18: 021 | What's the point in living anymore? Not only did I lose my boyfriend, the man I've loved most of my life, but I lost my best friend too. So tell me, someone please because I don't see it! What's the point in living without him here?
19: 026 | They're not leaving me alone. They find one razor blade and now I'm under constant survalience. Even as I write this Uncle Chris is sitting across the room from me. He doesn't look good either. He looks tired. Worn out. How could William do this to us?
20: 038 | I haven't eaten today. I don't have it in me. So it's true, you really can die of a broken heart.
21: 042 | School starts in a week. Mom and Daddy keep saying they don't think I should go. But I have to. I can't stay here. It hurts too much.
22: 044 | I talked to the school today. I'm not going to the one in Augusta. It's too close to home. They're letting me transfer up to the Presque Isle campus. Maybe up there I'll start to feel something again. But then again, being numb is a relief compared to the excruciating pain I was feeling before.

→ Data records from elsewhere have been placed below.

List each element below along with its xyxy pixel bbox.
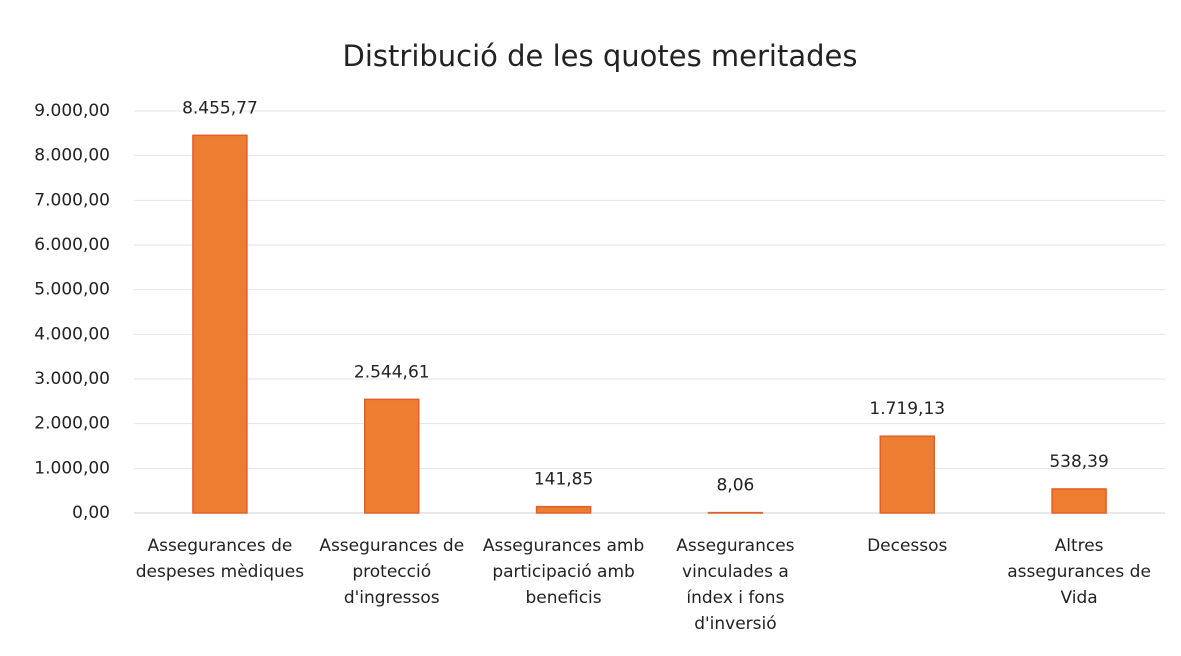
bar [879,435,935,514]
y-tick-label: 4.000,00 [34,324,110,344]
data-label: 8.455,77 [182,98,258,118]
y-tick-label: 8.000,00 [34,146,110,166]
x-tick-label: Assegurances de protecció d'ingressos [319,536,464,608]
x-tick-label: Assegurances de despeses mèdiques [136,536,304,582]
x-tick-label: Assegurances amb participació amb benefici… [483,536,644,608]
x-tick-label: Altres assegurances de Vida [1007,536,1151,608]
y-tick-label: 0,00 [72,503,110,523]
data-label: 538,39 [1049,452,1108,472]
y-tick-label: 1.000,00 [34,458,110,478]
data-label: 1.719,13 [869,399,945,419]
y-tick-label: 7.000,00 [34,190,110,210]
data-label: 141,85 [534,470,593,490]
y-tick-label: 2.000,00 [34,414,110,434]
bar [364,398,420,514]
bar [192,134,248,514]
bar [1051,488,1107,514]
data-label: 2.544,61 [354,362,430,382]
chart-title: Distribució de les quotes meritades [343,39,858,73]
x-tick-label: Assegurances vinculades a índex i fons d'in… [676,536,794,634]
y-tick-label: 3.000,00 [34,369,110,389]
bar [535,505,592,514]
y-tick-label: 9.000,00 [34,101,110,121]
x-tick-label: Decessos [867,536,947,556]
y-tick-label: 5.000,00 [34,280,110,300]
data-label: 8,06 [716,476,754,496]
y-tick-label: 6.000,00 [34,235,110,255]
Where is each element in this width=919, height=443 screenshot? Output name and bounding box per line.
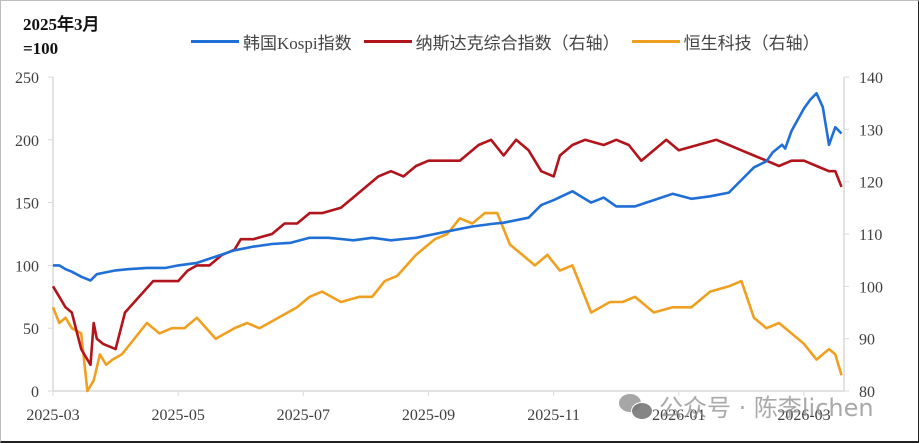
x-tick-label: 2025-03 [26, 407, 79, 424]
right-y-tick-label: 90 [859, 332, 875, 349]
right-y-tick-label: 120 [859, 175, 883, 192]
axes: 0 50 100 150 200 250 80 90 100 110 120 130 140 2025-0… [15, 70, 883, 424]
legend-label-kospi: 韩国Kospi指数 [243, 34, 352, 53]
x-tick-label: 2025-09 [402, 407, 455, 424]
x-tick-label: 2025-11 [527, 407, 580, 424]
series-lines [51, 92, 843, 393]
x-tick-label: 2025-05 [152, 407, 205, 424]
x-tick-label: 2026-03 [777, 407, 830, 424]
y-axis-unit-label: 2025年3月 =100 [23, 15, 100, 58]
right-y-tick-label: 80 [859, 384, 875, 401]
left-y-tick-label: 250 [15, 70, 39, 87]
right-y-tick-label: 130 [859, 122, 883, 139]
legend-item-kospi: 韩国Kospi指数 [191, 29, 352, 54]
series-line-1 [51, 138, 843, 367]
legend-swatch-kospi [191, 40, 239, 43]
x-tick-label: 2025-07 [277, 407, 330, 424]
legend-swatch-nasdaq [363, 40, 412, 43]
legend-label-nasdaq: 纳斯达克综合指数（右轴） [415, 34, 620, 53]
series-line-0 [53, 92, 843, 282]
left-y-tick-label: 50 [23, 321, 39, 338]
left-y-tick-label: 100 [15, 258, 39, 275]
right-y-tick-label: 110 [859, 227, 882, 244]
series-line-2 [51, 211, 843, 393]
legend: 韩国Kospi指数 纳斯达克综合指数（右轴） 恒生科技（右轴） [191, 29, 832, 54]
legend-item-hstech: 恒生科技（右轴） [631, 29, 820, 54]
legend-label-hstech: 恒生科技（右轴） [683, 34, 820, 53]
x-tick-label: 2026-01 [652, 407, 705, 424]
left-y-tick-label: 200 [15, 133, 39, 150]
legend-swatch-hstech [631, 40, 680, 43]
left-y-tick-label: 0 [31, 384, 39, 401]
left-y-tick-label: 150 [15, 196, 39, 213]
legend-item-nasdaq: 纳斯达克综合指数（右轴） [363, 29, 620, 54]
right-y-tick-label: 140 [859, 70, 883, 87]
right-y-tick-label: 100 [859, 279, 883, 296]
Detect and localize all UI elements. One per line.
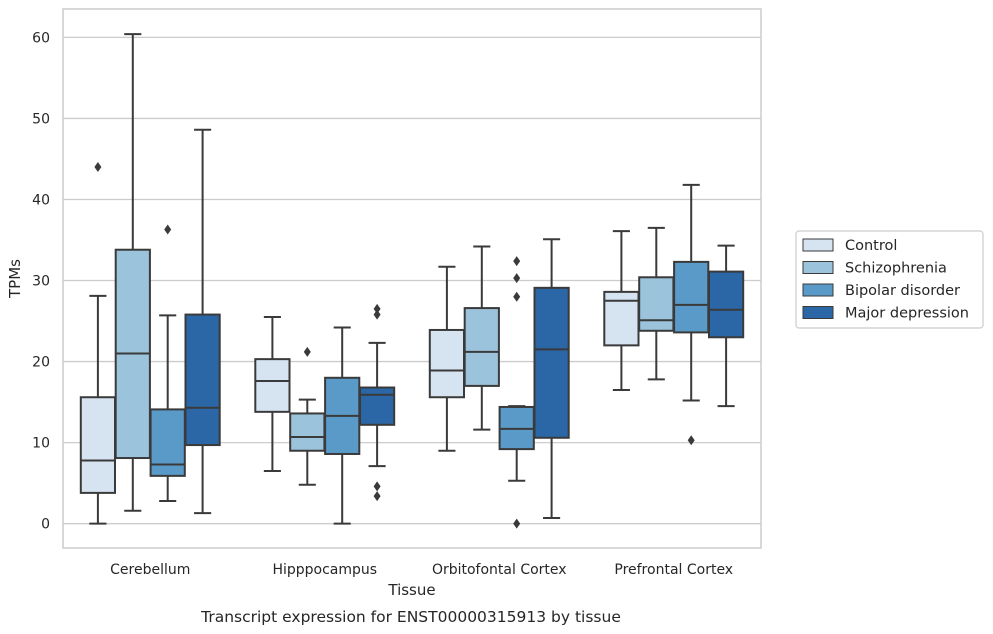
y-tick-label: 0	[41, 517, 50, 533]
box	[638, 226, 675, 381]
box-iqr	[149, 408, 186, 477]
box-iqr	[533, 286, 570, 439]
legend-swatch	[802, 261, 834, 274]
box	[498, 256, 535, 529]
outlier-point	[94, 162, 102, 173]
outlier-point	[164, 224, 172, 235]
x-tick-labels: Cerebellum Hipppocampus Orbitofontal Corte…	[110, 562, 733, 578]
box-iqr	[428, 328, 466, 399]
box-iqr	[707, 270, 745, 339]
outlier-point	[687, 435, 695, 446]
y-axis-label: TPMs	[6, 259, 24, 299]
legend-swatch	[802, 306, 834, 319]
y-tick-label: 50	[32, 111, 50, 127]
legend-swatch	[802, 283, 834, 297]
box	[254, 316, 291, 472]
y-tick-label: 60	[32, 30, 50, 46]
outlier-point	[513, 291, 521, 302]
box-iqr	[463, 307, 500, 387]
box	[603, 230, 640, 391]
plot-frame	[62, 8, 762, 549]
box	[463, 245, 500, 431]
box	[149, 224, 186, 502]
x-axis-label: Tissue	[387, 581, 435, 599]
legend-frame	[795, 230, 984, 329]
outlier-point	[303, 346, 311, 357]
box	[673, 183, 710, 446]
outlier-point	[373, 491, 381, 502]
box-iqr	[638, 276, 675, 332]
y-tick-label: 40	[32, 192, 50, 208]
legend: Control Schizophrenia Bipolar disorder Majo…	[795, 230, 984, 329]
y-tick-label: 20	[32, 355, 50, 371]
box-iqr	[79, 396, 117, 494]
chart-caption: Transcript expression for ENST0000031591…	[200, 608, 621, 626]
y-tick-label: 10	[32, 436, 50, 452]
y-tick-labels: 0 10 20 30 40 50 60	[32, 30, 50, 532]
box-iqr	[289, 412, 326, 452]
box	[79, 162, 117, 525]
legend-label: Major depression	[845, 306, 969, 322]
outlier-point	[373, 309, 381, 320]
legend-swatch	[802, 238, 834, 252]
outlier-point	[373, 303, 381, 314]
box	[358, 303, 396, 502]
box	[428, 265, 466, 452]
box	[533, 238, 570, 520]
outlier-point	[513, 256, 521, 267]
outlier-point	[513, 518, 521, 529]
legend-label: Bipolar disorder	[845, 283, 960, 299]
outlier-point	[373, 481, 381, 492]
box	[184, 128, 221, 515]
box	[114, 33, 151, 512]
x-tick-label: Hipppocampus	[272, 562, 377, 578]
box-iqr	[184, 313, 221, 447]
x-tick-label: Orbitofontal Cortex	[432, 562, 567, 578]
x-tick-label: Prefrontal Cortex	[614, 562, 733, 578]
x-tick-label: Cerebellum	[110, 562, 190, 578]
box-series	[79, 33, 745, 529]
y-tick-label: 30	[32, 274, 50, 290]
box-iqr	[358, 386, 396, 426]
box	[324, 326, 361, 525]
legend-label: Schizophrenia	[845, 261, 947, 277]
box-iqr	[254, 358, 291, 413]
box	[289, 346, 326, 486]
box-iqr	[673, 260, 710, 334]
outlier-point	[513, 273, 521, 284]
legend-label: Control	[845, 238, 897, 254]
box	[707, 244, 745, 408]
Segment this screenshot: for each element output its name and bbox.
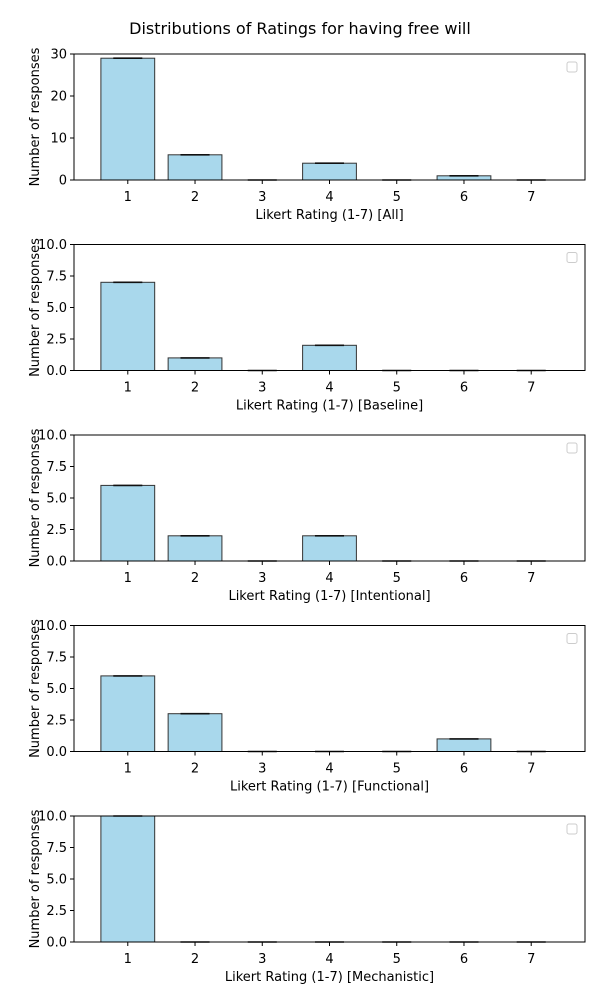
x-tick-label: 3 [258, 952, 266, 967]
x-tick-label: 4 [325, 381, 333, 396]
y-tick-label: 7.5 [46, 270, 67, 285]
x-tick-label: 5 [393, 571, 401, 586]
x-tick-label: 3 [258, 762, 266, 777]
y-tick-label: 2.5 [46, 714, 67, 729]
bar [167, 357, 223, 371]
bar [302, 535, 357, 562]
y-tick-label: 10.0 [38, 429, 67, 444]
bar [100, 281, 156, 371]
x-tick-label: 6 [460, 952, 468, 967]
y-axis-label: Number of responses [28, 428, 43, 567]
x-tick-label: 7 [527, 762, 535, 777]
legend-box [566, 252, 578, 263]
y-tick-label: 2.5 [46, 904, 67, 919]
x-tick-label: 3 [258, 190, 266, 205]
x-tick-label: 2 [191, 381, 199, 396]
x-tick-label: 2 [191, 571, 199, 586]
y-tick-label: 10.0 [38, 810, 67, 825]
x-tick-label: 2 [191, 190, 199, 205]
x-tick-label: 5 [393, 952, 401, 967]
x-tick-label: 4 [325, 762, 333, 777]
y-axis-label: Number of responses [28, 619, 43, 758]
x-tick-label: 6 [460, 762, 468, 777]
x-tick-label: 2 [191, 762, 199, 777]
x-tick-label: 5 [393, 762, 401, 777]
x-tick-label: 5 [393, 190, 401, 205]
y-tick-label: 10.0 [38, 238, 67, 253]
y-tick-label: 0.0 [46, 555, 67, 570]
chart-panel: 0.0 2.5 5.0 7.5 10.0 1 2 3 4 5 6 7 Likert Rating (1-… [28, 809, 586, 985]
y-tick-label: 0.0 [46, 364, 67, 379]
y-tick-label: 5.0 [46, 492, 67, 507]
bar [302, 344, 357, 371]
x-tick-label: 6 [460, 571, 468, 586]
y-tick-label: 2.5 [46, 333, 67, 348]
y-tick-label: 5.0 [46, 682, 67, 697]
bar [167, 535, 223, 562]
y-tick-label: 5.0 [46, 873, 67, 888]
y-tick-label: 7.5 [46, 841, 67, 856]
x-tick-label: 1 [124, 952, 132, 967]
y-tick-label: 2.5 [46, 523, 67, 538]
x-axis-label: Likert Rating (1-7) [Mechanistic] [225, 970, 434, 985]
bar [167, 713, 223, 753]
chart-panels: 0 10 20 30 1 2 3 4 5 6 7 Likert Rating (1-7) [All] N… [28, 47, 586, 985]
x-axis-label: Likert Rating (1-7) [Intentional] [228, 589, 430, 604]
y-axis-label: Number of responses [28, 238, 43, 377]
y-axis-label: Number of responses [28, 47, 43, 186]
bar [167, 154, 223, 181]
y-tick-label: 10.0 [38, 619, 67, 634]
figure-title: Distributions of Ratings for having free… [129, 19, 471, 38]
x-axis-label: Likert Rating (1-7) [Baseline] [236, 399, 423, 414]
y-tick-label: 20 [50, 90, 67, 105]
chart-panel: 0 10 20 30 1 2 3 4 5 6 7 Likert Rating (1-7) [All] N… [28, 47, 586, 223]
chart-panel: 0.0 2.5 5.0 7.5 10.0 1 2 3 4 5 6 7 Likert Rating (1-… [28, 238, 586, 414]
y-tick-label: 0.0 [46, 745, 67, 760]
x-tick-label: 7 [527, 381, 535, 396]
bar [100, 815, 156, 943]
legend-box [566, 823, 578, 835]
y-tick-label: 10 [50, 132, 67, 147]
x-axis-label: Likert Rating (1-7) [All] [255, 208, 403, 223]
bar [100, 484, 156, 562]
x-tick-label: 4 [325, 571, 333, 586]
y-tick-label: 7.5 [46, 651, 67, 666]
y-tick-label: 7.5 [46, 460, 67, 475]
x-tick-label: 3 [258, 381, 266, 396]
x-tick-label: 1 [124, 571, 132, 586]
y-tick-label: 5.0 [46, 301, 67, 316]
legend-box [566, 442, 578, 454]
x-tick-label: 6 [460, 190, 468, 205]
x-tick-label: 3 [258, 571, 266, 586]
x-tick-label: 5 [393, 381, 401, 396]
y-tick-label: 30 [50, 48, 67, 63]
x-tick-label: 2 [191, 952, 199, 967]
x-tick-label: 6 [460, 381, 468, 396]
legend-box [566, 61, 578, 73]
x-axis-label: Likert Rating (1-7) [Functional] [230, 780, 429, 795]
bar [302, 162, 357, 181]
x-tick-label: 1 [124, 762, 132, 777]
x-tick-label: 4 [325, 952, 333, 967]
chart-panel: 0.0 2.5 5.0 7.5 10.0 1 2 3 4 5 6 7 Likert Rating (1-… [28, 428, 586, 604]
bar [436, 738, 492, 753]
x-tick-label: 1 [124, 381, 132, 396]
y-tick-label: 0.0 [46, 936, 67, 951]
x-tick-label: 7 [527, 190, 535, 205]
x-tick-label: 4 [325, 190, 333, 205]
bar [100, 675, 156, 753]
y-axis-label: Number of responses [28, 809, 43, 948]
x-tick-label: 7 [527, 952, 535, 967]
bar [100, 57, 156, 181]
y-tick-label: 0 [59, 174, 67, 189]
chart-panel: 0.0 2.5 5.0 7.5 10.0 1 2 3 4 5 6 7 Likert Rating (1-… [28, 619, 586, 795]
legend-box [566, 633, 578, 644]
x-tick-label: 7 [527, 571, 535, 586]
x-tick-label: 1 [124, 190, 132, 205]
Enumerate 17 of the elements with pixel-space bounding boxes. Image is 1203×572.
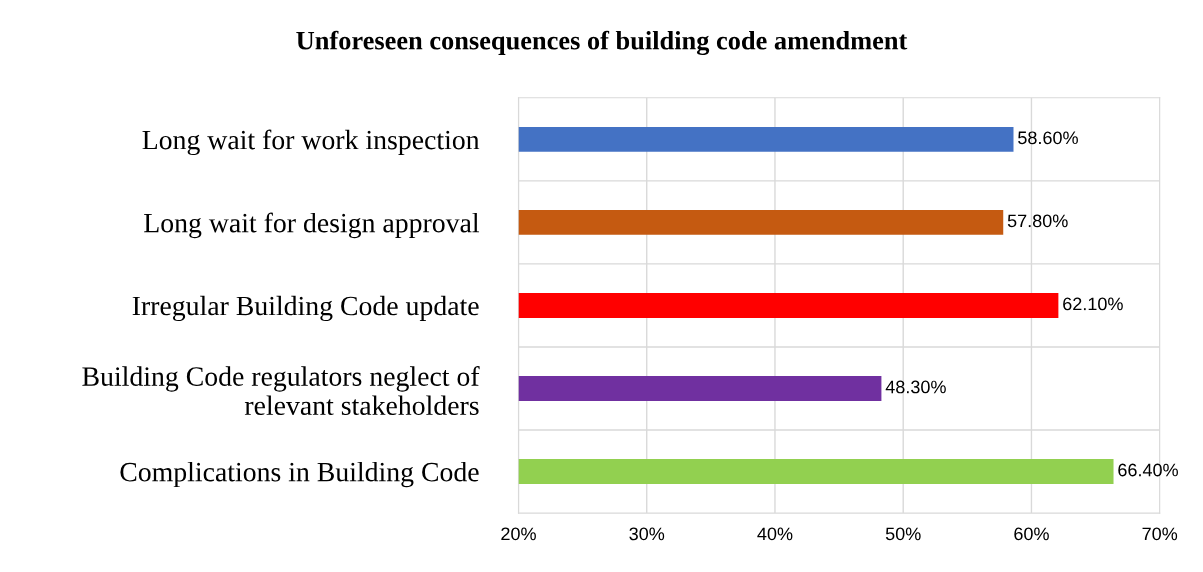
data-label: 57.80%: [1007, 214, 1068, 228]
x-tick-label: 60%: [1014, 527, 1049, 541]
data-label: 58.60%: [1018, 131, 1078, 145]
y-tick-label: Complications in Building Code: [120, 461, 479, 488]
x-tick-label: 30%: [629, 527, 665, 541]
x-tick-label: 70%: [1142, 527, 1178, 541]
x-tick-label: 20%: [501, 527, 536, 541]
y-tick-label: Long wait for design approval: [144, 212, 480, 239]
data-label: 66.40%: [1118, 463, 1178, 477]
data-label: 62.10%: [1063, 297, 1123, 311]
x-tick-label: 40%: [757, 527, 793, 541]
chart-title: Unforeseen consequences of building code amendment: [296, 30, 908, 56]
y-tick-label: Irregular Building Code update: [132, 295, 479, 322]
y-tick-label: Long wait for work inspection: [142, 129, 480, 156]
x-tick-label: 50%: [885, 527, 921, 541]
y-tick-label: Building Code regulators neglect of relevant stakeholders: [82, 366, 480, 416]
data-label: 48.30%: [885, 380, 946, 394]
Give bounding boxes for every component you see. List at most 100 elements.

23: 050 | Mom and Daddy are driving me up to school tomorrow morning. They're going to leave Lensi with Uncle Rick and Aunt Del. Daddy and Uncle Chris got into a fight last night over me. Can't Will see what he's done to us? He left and now the whole family is going to hell. | Maybe if I hide it in here, they won't lnow I still have it.
24: 075 | School is okay. I'm survivng. But most days it's hard to breathe. I can't find the will to get out of bed in the morning. If it weren't for my insane roommate, I probably wouldn't even try. But she's an energetic thing and when she's around I almost forget about the heart wrenching pain I'm really in. I almost forget about him.
25: 080 | Ruthie found my razor. Now she's worried about me. I tried telling her I'm just fine, but she's not buying it. How can I tell a complete stranger how he ripped my world apart? Anyone that didn't know us would think I'm insane for letting it destroy me this way. But without him...I don't know how to live. I don't know how to function. Even before we got together, he was always there. Always a part of my life. I don't know how to handle him not being there anymore.
26: 101 | Ruthie and Danielle made me get headshots done today. I suppose they're okay.